Brain Science and Handwriting: Precise Practice Make Perfect

Explicit, Systematic Handwriting Instruction for Every Learner

That’s coming along great. You’re getting so much better, keep doing what you’re doing. You’ve really improved!

 

It is wonderful watching our students use their handwriting skills every day and seeing them go from carefully forming a letter to writing it with automaticity. As letter formation gets easier, and recognition and recall improve, writing as well as reading feels more natural to our students. 

 

When we’re learning the basics of handwriting, we are building muscle memory and hand eye coordination. The ease that comes with daily repetition of a skill is due to a process in the brain called MYELINATION.

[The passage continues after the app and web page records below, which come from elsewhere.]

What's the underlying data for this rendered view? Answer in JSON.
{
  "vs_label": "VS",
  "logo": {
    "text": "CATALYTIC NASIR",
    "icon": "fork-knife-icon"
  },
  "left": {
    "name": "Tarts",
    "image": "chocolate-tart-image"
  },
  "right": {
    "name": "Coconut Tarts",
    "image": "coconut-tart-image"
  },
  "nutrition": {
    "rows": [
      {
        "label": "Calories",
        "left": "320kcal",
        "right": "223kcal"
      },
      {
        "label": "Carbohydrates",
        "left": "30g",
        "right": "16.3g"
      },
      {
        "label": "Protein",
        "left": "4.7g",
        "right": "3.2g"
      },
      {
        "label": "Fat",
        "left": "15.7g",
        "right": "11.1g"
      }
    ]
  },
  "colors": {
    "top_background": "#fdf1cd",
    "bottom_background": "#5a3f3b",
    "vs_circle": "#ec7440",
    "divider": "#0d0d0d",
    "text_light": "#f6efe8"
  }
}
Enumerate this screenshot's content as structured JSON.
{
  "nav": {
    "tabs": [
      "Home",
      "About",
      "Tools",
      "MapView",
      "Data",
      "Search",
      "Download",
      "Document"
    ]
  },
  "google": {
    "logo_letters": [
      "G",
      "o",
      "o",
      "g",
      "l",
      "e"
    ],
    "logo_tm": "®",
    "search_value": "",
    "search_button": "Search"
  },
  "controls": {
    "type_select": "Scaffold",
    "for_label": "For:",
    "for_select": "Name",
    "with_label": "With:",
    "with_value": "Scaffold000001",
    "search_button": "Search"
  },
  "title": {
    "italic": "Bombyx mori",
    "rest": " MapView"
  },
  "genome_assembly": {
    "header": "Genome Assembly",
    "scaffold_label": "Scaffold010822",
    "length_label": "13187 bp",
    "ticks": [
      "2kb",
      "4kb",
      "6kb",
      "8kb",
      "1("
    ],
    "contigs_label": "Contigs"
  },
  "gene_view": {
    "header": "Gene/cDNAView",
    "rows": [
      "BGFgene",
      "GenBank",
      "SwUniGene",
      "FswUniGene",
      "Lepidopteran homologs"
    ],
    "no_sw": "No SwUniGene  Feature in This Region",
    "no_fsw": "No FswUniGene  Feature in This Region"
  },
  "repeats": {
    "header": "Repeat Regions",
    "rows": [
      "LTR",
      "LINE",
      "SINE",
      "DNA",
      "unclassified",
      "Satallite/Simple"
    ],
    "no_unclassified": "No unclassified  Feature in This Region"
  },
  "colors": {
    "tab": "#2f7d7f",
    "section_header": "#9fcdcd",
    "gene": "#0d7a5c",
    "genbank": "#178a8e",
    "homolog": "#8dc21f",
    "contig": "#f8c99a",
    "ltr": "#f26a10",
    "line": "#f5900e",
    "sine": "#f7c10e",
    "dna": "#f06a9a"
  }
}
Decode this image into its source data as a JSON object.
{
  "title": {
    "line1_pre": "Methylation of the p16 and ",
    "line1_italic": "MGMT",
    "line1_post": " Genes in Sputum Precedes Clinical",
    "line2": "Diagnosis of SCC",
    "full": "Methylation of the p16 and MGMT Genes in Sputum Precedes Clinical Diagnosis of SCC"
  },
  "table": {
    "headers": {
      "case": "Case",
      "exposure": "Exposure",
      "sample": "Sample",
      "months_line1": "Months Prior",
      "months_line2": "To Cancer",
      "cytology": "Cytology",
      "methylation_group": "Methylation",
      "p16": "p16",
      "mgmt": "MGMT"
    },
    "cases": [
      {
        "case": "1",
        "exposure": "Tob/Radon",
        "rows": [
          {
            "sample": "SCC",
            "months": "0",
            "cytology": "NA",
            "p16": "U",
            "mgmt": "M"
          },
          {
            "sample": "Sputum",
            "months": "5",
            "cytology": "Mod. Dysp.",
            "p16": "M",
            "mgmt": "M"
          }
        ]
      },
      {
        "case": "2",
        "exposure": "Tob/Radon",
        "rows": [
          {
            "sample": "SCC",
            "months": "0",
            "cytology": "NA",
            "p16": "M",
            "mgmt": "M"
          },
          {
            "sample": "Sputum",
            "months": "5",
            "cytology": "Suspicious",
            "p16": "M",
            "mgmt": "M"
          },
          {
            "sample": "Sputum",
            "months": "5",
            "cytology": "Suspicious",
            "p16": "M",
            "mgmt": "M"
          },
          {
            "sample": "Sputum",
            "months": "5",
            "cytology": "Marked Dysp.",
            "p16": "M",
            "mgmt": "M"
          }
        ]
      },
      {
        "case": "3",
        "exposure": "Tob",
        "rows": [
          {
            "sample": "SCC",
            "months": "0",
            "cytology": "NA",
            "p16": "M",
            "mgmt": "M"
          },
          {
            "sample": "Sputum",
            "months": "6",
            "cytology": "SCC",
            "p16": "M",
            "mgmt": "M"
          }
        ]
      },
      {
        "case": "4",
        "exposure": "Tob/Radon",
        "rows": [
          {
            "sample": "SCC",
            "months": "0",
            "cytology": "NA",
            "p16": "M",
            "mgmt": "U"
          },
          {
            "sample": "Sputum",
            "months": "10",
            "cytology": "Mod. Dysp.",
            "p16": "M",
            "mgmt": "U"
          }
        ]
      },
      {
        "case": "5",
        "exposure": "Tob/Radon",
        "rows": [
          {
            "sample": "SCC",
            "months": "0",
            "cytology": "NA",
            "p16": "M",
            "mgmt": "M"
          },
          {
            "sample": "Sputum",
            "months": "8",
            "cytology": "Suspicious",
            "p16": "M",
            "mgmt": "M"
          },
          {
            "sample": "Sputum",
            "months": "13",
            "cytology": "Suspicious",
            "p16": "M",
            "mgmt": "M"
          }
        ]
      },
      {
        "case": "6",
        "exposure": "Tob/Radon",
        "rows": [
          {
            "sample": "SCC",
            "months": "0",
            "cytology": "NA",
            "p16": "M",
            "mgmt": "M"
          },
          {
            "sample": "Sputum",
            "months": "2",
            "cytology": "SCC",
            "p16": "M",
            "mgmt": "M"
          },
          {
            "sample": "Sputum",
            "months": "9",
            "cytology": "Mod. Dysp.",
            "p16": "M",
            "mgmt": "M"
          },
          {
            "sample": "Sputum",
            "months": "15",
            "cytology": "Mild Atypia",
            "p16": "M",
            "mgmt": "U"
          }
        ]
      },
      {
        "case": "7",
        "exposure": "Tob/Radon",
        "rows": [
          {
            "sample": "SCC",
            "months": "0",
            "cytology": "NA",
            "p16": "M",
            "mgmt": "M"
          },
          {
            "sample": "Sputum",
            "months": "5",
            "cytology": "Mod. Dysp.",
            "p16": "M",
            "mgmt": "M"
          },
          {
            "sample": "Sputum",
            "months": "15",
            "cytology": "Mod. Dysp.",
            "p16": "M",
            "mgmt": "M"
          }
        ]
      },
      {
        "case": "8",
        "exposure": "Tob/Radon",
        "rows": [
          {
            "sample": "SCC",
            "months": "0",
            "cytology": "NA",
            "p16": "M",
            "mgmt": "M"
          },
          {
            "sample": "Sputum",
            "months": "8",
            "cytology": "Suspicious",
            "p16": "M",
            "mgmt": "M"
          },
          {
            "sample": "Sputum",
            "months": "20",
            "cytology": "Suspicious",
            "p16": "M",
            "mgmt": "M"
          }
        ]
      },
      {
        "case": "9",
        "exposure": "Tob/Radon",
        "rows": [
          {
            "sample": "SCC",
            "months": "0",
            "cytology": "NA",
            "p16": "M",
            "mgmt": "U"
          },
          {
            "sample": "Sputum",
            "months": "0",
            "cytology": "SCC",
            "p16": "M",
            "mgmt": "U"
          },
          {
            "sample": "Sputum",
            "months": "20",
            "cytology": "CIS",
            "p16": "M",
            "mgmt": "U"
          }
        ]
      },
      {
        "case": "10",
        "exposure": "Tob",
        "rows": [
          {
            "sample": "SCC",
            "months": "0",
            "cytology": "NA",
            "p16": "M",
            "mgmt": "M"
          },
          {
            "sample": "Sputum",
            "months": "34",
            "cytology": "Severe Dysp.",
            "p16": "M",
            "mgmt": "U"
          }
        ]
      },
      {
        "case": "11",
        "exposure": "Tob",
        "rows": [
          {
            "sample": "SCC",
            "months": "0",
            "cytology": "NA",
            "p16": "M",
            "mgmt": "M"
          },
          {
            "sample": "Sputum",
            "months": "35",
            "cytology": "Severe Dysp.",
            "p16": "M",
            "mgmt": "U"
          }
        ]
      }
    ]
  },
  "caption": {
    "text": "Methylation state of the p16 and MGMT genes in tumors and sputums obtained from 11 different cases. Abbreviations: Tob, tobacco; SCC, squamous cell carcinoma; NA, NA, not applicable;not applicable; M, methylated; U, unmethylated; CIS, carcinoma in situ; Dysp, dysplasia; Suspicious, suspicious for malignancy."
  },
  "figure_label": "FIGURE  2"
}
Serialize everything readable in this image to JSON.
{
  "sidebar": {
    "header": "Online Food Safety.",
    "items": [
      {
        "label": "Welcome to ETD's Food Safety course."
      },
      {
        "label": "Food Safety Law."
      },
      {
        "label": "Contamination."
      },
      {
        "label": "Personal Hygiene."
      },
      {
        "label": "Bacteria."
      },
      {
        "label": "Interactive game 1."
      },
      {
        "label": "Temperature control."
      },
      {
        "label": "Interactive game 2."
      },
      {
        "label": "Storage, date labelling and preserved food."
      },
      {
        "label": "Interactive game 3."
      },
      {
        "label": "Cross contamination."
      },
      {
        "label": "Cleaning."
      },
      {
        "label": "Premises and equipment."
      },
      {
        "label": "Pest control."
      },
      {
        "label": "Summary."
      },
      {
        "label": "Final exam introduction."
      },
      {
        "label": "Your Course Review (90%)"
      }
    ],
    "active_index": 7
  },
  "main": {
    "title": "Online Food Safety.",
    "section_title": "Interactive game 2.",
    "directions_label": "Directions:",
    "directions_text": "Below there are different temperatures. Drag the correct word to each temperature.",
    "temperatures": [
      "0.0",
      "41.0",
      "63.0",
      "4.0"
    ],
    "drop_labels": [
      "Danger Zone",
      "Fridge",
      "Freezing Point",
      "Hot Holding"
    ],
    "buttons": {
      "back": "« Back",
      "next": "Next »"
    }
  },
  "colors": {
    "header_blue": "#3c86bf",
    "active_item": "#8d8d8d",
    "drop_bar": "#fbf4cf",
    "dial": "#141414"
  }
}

A Quick Guide to Myelination

Myelination is the process of making MYELIN, a fatty substance that is an integral part of neurons (brain cells). Billions of neurons connect the brain to all parts of the body, forming our central nervous system. Information is passed through neurons as a series of electrical impulses. As part of their journey, the impulses travel along a long trunk in the neuron called the AXON. The axon is wrapped in a nice fat coat of myelin, which acts as insulation, making sure the electrical signals move swiftly along their path, similar to the rubber coating on a power cable. 

 

When we are born, we don’t have a lot of myelin, but the brain quickly gets to work forming neural networks, growing neurons, and getting the axons coated with myelin so essential skills like walking and communicating become effortless. Most of the brain is myelinated by about the age of two but we continue to produce myelin well into adulthood because we’re still developing higher cognitive skills. When we start to practice a skill regularly, like handwriting, our brain recognizes that we are using certain neural pathways frequently so the neurons in those pathways start making myelin coating for their axons, and the electrical impulses move faster. That’s why daily practice makes handwriting quicker and easier. Think of it as a skinny little back road that gets frequently used so the city upgrades it to a superhighway allowing you to get to your destination sooner.

 

The flip side to this is that the neural networks we don’t utilize will be deemed unnecessary and get pruned back, which is how a lack of practice leads to our skills becoming rusty. All is not lost though, once we dust off the networks, we can still regain those skills and improve.

Perfecting How We Practice

So, practice really does make perfect.

 

Well… almost, but not exactly. Practice makes what we’re doing easier and more automatic, but it doesn’t mean that we’re doing that skill perfectly. It is only precise practice that makes perfect.

 

Imagine you learn to write your letters from bottom to top. If nobody ever corrects you, you will keep on writing letters in this manner, myelinating those axons, and reinforcing those neural pathways so that it becomes automatic to write letters incorrectly. This establishes a bad habit. And bad habits are hard to break! 

Imagine you learn to write your letters from bottom to top. If nobody ever corrects you, you will keep on writing letters in this manner, myelinating those axons, and reinforcing those neural pathways so that it becomes automatic to write letters incorrectly. This establishes a bad habit. And bad habits are hard to break! 

When students practice without supervision, they often form the letters incorrectly. The lowercase letters on this worksheet are “neat” but are all formed incorrectly. The student first made the line and then the circle. (Starting the letter d like a “c” helps to differentiate between letters b and d and prevents reversals.) Not only is practicing incorrect letter formations a waste of time – it results in learning bad habits which are hard to correct. 

This is why it is essential that we encourage early writers to strive for precision – right from the start. Explicit instruction provides students with a roadmap, with a designated route, instead of leaving them to their own devices, to figure out the right path to take.  When teaching handwriting be sure to walk around to observe students while they are writing. In this way, you can provide immediate feedback to correct errors as they occur. 

Why does it matter? While it is perhaps fine to take the long, scenic route occasionally; functional writing requires efficiency. Students who write inefficiently struggle to complete their written work.

 

Starting Early

Students are being tasked with writing at much younger ages. What used to be a first-grade curriculum has now moved to kindergarten. Expectations for sentence writing start as early as the first term in some states. Whether or not this is appropriate (hint: it’s not) is a discussion for another time. In order for students to write however, they do need to know how to write letters though. Making time to teach letter formation, before the students invent their own means of forming letters, prevents bad habits from setting in and provides an essential foundational skill that will serve them throughout their academic careers and beyond. 

 

Our young learners are imbued with confidence when they know they are doing something correctly and enjoy gaining mastery in handwriting. Using multisensory activities, such as writing letters in shaving cream, or using your whole arm to make the letter in the air, involves tactile and kinesthetic receptors – which makes learning the letter forms more memorable.

 

Children’s brains are incredible, constantly learning, adapting, and honing skills. We can help to make handwriting an engaging and positive experience for students by guiding them to learn correct letter formation early on, to practice with precision and to forge good habits!